By Sarah Feldbloom and Jacquiline Zulu
“Look at my face. Maybe you can see me as 35-years-old but I’m 29. All of that is because of misery.”
At the Centre for Alternatives for Victimized Women and Children in Blantyre, Malawi, a survivor of domestic violence tells us about her experiences. She’s been receiving counselling at the centre to try and find a way forward from being beaten by her husband, who uses her salary to run the house while saving his own money for personal extravagances.
The term gender-based violence encompasses sexual, physical, financial or psychological abuse against women. According to a 2009 study by Malawi’s National Statistics Office, 48 per cent of Malawian women reported one or more of these four types of abuse from a partner.
Gender-based violence is an everyday part of life for many women in Malawi. From being denied the right to say no to or ask for sex, to being forced to bear unwanted children, or even request their partner wear a condom, it’s a resounding problem, one of many to be addressed around the world today, on International Women’s Day.
Initiatives that inform the public about such abuses are making a difference in Malawi, says Joyce Phekani, executive director of the Centre for Alternatives for Victimized Women and Children.
“In the early years when we were just introducing gender-based violence and its structures in the communities, there were a lot of cases being reported,” she says. “Slowly the numbers are going down because people are now aware that if [they] do such a thing it’s going to be a police case.”
Progress or not, violence against women in Malawi is dire. In the majority of casual conversations we have with women we know, they reveal they’ve been abused.
Phekani tells us that often, when women ask for or deny sex from their partners, “the conclusion for the man is that you are a prostitute or an adulterer.”
Not all women are silenced around issues of sex, but it remains a major area of contention. Women are not expected not to discuss how many babies they will have, for example, even if it is deemed unsafe for them to bear more children. And when it comes to safe sex, women are often silenced too.
“A woman is not expected to make the husband use a condom.” Phekani says. “Even when you see that the man has got a sore. You cannot. These are things we are really trying to reverse, especially in the face of HIV/AIDS.”
Phekani adds that equal pleasure in sex is often lacking, a sentiment the anonymous survivor repeats: “He would just take me as a tin for masturbation,” she says, referring to her husband.
Phekani says many girls learn from childhood that is their duty is to please their man, especially sexually. “We are raised in a society where people believe that a woman is weaker,” she says, “it’s sort of like a master and servant relationship.”

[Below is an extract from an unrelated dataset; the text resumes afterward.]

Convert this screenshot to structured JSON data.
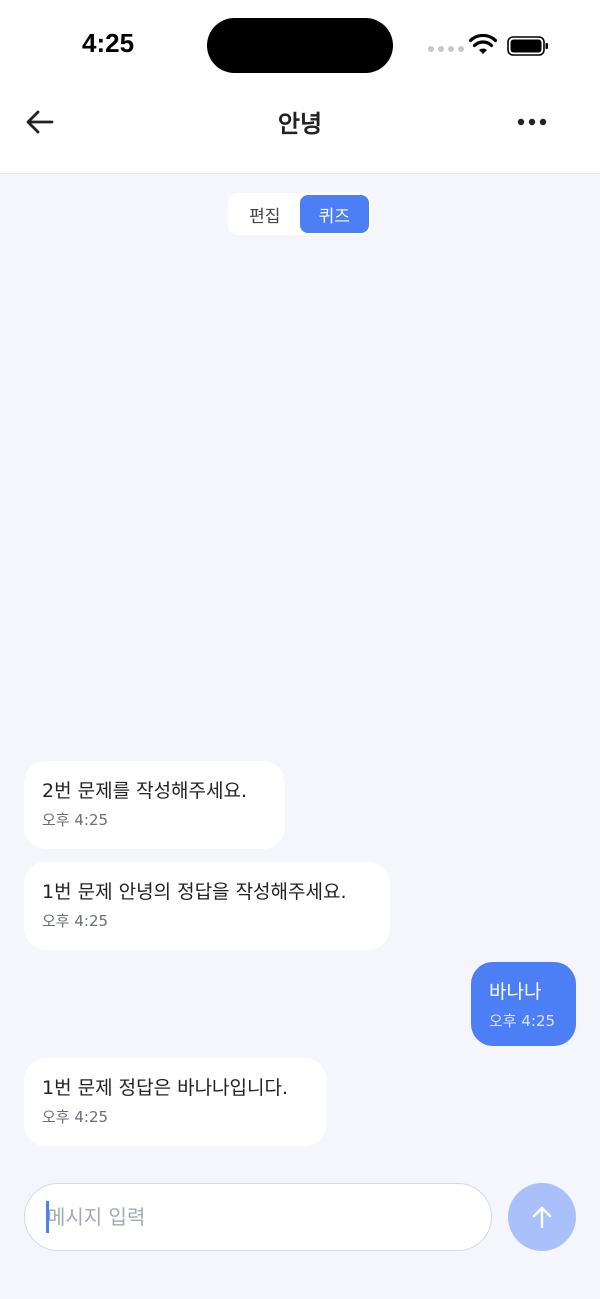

Increased awareness has been shown to promote progress, and giving voice to survivors could have a real effect on decreasing the numbers of gender-based violence victims.
When asked if public discussions carried out on International Women’s Day can really help, our survivor replies, “It’s important . . . men can change. But sometimes it might be difficult because it’s only women who participate on those occasions. It would be better if it felt like it was about families and not only women.”